Something I suppose I had never really tested thoroughly before having not had to deal too much with random application embeds in the wild is the issue with ExternalInterface.available not quite doing what you might expect. According to Adobe documentation, this property
Indicates whether this player is in a container that offers an external interface. If the external interface is available, this property is
true
; otherwise, it isfalse
.
This is usually fine, as long as your embed has allowScriptAccess defined to either “always” or “sameDomain” (when the embed lives on the same domain as the swf). In addition, when prescribing embed code for folks to use, one would normally provide the embed code with allowScriptAccess set to “always” if there was a need to use ExternalInterface. Unfortunately, the ExternalInterface.available property will return true in cases where the allowScriptAccess parameter is not set to allow access (such as on Facebook flash embeds, where it is always rewritten to “never”) or when an industrious embedder has removed all the seemingly extraneous parameters from the embed.
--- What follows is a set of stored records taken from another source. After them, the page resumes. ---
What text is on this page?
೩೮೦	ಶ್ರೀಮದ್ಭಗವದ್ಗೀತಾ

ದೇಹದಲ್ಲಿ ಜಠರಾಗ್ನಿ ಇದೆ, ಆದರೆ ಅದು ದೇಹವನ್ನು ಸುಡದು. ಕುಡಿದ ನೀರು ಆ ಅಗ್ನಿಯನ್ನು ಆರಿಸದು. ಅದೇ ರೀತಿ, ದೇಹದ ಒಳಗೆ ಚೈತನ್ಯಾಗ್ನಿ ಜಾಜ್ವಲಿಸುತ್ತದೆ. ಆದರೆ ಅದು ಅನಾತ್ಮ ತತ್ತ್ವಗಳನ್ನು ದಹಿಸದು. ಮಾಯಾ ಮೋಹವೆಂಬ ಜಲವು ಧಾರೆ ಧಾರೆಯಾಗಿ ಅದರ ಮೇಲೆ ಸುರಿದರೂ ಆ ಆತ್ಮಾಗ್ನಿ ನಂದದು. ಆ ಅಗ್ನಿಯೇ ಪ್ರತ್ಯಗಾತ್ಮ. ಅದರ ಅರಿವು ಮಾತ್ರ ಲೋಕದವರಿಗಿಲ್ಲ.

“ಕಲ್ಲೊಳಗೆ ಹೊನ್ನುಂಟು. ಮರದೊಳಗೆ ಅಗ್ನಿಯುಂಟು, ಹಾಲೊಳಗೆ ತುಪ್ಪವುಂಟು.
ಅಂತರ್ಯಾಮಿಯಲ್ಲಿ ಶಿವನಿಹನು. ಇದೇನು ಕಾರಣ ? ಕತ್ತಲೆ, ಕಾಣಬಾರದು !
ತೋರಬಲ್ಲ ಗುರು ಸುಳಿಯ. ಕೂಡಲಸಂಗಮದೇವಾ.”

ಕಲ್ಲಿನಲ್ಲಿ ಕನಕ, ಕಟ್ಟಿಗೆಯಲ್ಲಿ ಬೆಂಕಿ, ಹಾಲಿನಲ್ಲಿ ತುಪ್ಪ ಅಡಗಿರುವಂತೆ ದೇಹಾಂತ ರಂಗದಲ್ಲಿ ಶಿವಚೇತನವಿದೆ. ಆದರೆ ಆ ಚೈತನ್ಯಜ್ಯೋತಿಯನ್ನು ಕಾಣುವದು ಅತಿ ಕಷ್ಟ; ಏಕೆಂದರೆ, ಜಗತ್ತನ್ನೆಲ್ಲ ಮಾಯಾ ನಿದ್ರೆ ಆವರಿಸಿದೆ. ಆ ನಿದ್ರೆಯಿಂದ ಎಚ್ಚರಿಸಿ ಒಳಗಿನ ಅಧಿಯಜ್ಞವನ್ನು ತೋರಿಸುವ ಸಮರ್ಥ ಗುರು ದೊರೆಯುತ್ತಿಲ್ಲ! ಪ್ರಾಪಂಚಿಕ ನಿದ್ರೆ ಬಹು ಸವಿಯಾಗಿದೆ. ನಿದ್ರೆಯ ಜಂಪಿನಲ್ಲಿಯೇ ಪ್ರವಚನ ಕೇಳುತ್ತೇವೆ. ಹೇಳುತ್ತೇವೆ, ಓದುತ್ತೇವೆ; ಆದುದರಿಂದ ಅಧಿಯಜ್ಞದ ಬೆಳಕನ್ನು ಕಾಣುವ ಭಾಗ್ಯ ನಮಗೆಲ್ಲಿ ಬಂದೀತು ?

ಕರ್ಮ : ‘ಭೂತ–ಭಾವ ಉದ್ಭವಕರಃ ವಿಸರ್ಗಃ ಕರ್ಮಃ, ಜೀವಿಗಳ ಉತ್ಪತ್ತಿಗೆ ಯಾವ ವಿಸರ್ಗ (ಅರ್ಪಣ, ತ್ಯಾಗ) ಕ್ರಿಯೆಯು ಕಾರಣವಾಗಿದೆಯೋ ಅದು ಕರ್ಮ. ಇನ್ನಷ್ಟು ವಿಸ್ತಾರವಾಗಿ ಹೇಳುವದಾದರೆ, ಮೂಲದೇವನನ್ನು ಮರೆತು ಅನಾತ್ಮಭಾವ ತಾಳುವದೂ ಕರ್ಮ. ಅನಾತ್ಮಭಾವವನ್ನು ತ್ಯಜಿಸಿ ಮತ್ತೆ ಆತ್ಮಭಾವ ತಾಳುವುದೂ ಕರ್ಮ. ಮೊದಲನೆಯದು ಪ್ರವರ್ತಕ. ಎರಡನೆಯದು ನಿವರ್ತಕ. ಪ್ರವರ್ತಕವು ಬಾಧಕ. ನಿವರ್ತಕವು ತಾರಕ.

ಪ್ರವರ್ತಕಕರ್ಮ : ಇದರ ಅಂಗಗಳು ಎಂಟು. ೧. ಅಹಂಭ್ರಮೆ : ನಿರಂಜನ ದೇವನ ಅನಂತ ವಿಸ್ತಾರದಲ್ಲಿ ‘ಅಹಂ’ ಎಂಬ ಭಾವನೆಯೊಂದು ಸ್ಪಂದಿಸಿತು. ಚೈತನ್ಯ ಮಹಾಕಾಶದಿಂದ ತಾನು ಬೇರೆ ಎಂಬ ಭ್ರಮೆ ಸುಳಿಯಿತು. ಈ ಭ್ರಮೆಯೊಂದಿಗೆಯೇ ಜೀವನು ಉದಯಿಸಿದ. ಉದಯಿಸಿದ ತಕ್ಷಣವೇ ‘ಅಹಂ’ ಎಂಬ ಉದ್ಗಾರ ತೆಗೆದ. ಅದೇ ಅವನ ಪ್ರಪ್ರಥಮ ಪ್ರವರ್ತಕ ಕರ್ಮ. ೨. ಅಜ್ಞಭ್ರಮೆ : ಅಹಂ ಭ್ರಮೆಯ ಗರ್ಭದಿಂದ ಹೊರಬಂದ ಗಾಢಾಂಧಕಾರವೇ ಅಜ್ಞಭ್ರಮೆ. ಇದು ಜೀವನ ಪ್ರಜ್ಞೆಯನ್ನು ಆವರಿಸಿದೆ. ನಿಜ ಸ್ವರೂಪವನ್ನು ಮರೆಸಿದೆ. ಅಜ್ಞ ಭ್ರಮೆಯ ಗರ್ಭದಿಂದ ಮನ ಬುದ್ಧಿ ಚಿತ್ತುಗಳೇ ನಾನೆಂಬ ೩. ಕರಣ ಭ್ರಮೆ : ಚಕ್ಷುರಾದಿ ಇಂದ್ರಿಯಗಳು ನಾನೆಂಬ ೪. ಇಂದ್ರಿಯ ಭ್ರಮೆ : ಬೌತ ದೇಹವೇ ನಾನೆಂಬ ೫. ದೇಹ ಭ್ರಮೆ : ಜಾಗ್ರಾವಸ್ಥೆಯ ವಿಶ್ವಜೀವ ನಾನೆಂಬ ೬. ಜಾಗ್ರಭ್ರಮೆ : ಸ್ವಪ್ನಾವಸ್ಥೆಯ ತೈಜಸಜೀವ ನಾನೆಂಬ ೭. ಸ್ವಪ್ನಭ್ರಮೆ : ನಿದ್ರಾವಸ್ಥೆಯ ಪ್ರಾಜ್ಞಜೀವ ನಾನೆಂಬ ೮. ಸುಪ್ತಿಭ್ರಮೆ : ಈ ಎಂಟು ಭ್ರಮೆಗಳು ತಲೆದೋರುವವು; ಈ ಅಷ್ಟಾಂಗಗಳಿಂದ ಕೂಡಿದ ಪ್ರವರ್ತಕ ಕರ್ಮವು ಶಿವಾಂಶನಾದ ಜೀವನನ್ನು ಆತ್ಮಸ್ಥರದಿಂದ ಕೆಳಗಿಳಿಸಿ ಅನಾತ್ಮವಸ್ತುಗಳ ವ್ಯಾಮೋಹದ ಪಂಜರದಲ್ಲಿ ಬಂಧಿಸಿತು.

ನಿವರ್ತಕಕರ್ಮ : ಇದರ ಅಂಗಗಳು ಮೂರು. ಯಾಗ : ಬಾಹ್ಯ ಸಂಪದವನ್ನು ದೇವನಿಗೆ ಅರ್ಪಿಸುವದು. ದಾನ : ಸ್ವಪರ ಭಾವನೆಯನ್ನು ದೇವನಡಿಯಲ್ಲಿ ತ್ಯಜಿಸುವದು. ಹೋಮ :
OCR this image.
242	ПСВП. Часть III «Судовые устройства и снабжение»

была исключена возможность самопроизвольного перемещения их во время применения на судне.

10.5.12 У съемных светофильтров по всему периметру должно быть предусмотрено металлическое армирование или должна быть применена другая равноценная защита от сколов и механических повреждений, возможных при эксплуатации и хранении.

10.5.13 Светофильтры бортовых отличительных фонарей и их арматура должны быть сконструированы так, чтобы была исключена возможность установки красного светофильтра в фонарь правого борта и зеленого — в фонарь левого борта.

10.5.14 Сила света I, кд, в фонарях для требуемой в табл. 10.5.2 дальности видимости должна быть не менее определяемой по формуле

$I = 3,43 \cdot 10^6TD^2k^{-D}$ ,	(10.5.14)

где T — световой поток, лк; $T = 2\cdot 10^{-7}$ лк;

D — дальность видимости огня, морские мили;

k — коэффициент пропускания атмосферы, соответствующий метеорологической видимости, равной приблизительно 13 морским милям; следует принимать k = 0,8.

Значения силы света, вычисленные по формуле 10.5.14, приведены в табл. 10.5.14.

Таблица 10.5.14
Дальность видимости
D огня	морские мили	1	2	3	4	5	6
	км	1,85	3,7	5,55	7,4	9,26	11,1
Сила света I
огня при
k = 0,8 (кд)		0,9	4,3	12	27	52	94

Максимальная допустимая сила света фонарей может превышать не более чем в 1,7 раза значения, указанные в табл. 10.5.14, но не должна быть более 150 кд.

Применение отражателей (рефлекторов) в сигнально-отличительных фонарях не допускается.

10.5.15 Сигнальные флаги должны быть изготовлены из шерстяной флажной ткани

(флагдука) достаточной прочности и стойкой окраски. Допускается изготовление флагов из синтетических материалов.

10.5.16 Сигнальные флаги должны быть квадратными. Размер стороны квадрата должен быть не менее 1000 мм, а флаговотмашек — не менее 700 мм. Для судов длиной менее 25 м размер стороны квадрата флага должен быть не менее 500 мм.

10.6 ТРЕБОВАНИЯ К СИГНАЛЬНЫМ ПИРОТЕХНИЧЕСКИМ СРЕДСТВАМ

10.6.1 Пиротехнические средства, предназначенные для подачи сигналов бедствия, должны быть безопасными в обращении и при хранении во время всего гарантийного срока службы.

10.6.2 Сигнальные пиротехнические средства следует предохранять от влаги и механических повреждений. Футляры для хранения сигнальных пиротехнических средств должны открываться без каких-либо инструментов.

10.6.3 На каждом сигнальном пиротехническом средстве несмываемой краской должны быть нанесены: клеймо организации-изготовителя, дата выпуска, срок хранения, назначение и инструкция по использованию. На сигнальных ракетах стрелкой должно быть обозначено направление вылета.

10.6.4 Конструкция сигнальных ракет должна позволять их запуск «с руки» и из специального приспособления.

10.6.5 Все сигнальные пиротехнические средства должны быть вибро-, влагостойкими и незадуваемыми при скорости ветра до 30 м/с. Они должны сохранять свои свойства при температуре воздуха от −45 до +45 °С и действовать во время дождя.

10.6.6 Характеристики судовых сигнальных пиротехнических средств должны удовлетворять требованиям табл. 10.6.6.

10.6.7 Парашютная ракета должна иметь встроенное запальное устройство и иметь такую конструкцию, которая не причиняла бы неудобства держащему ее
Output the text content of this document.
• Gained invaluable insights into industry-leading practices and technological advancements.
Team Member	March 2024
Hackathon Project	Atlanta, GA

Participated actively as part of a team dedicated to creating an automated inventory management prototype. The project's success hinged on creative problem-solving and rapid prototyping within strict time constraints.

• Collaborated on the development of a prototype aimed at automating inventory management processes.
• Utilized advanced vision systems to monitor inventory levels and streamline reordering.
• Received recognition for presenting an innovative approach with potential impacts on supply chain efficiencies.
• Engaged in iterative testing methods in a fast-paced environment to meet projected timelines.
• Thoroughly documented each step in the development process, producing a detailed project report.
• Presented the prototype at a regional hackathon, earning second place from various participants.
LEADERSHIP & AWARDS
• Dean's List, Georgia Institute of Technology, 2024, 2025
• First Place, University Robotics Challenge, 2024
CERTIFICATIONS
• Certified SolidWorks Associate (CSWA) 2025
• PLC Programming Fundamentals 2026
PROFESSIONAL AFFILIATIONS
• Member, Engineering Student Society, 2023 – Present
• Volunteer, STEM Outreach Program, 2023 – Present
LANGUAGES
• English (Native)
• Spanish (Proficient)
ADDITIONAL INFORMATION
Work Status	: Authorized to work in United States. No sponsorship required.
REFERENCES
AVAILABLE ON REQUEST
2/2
The solution for this scenario is to always use a try-catch statement to trap any errors that occur when trying to access the ExternalInterface, and deal with the error accordingly. This might look something like:
if (ExternalInterface.available) {
try {
ExternalInterface.addCallback("moo", onMoo);
} catch (error:SecurityError) {
trace("Error: " + error.toString());
}
} else {
trace("ExternalInterface is not available for this container.");
}
This is not super pretty, but this will ensure that the app doesn’t generate any unexpected behavior in the wild.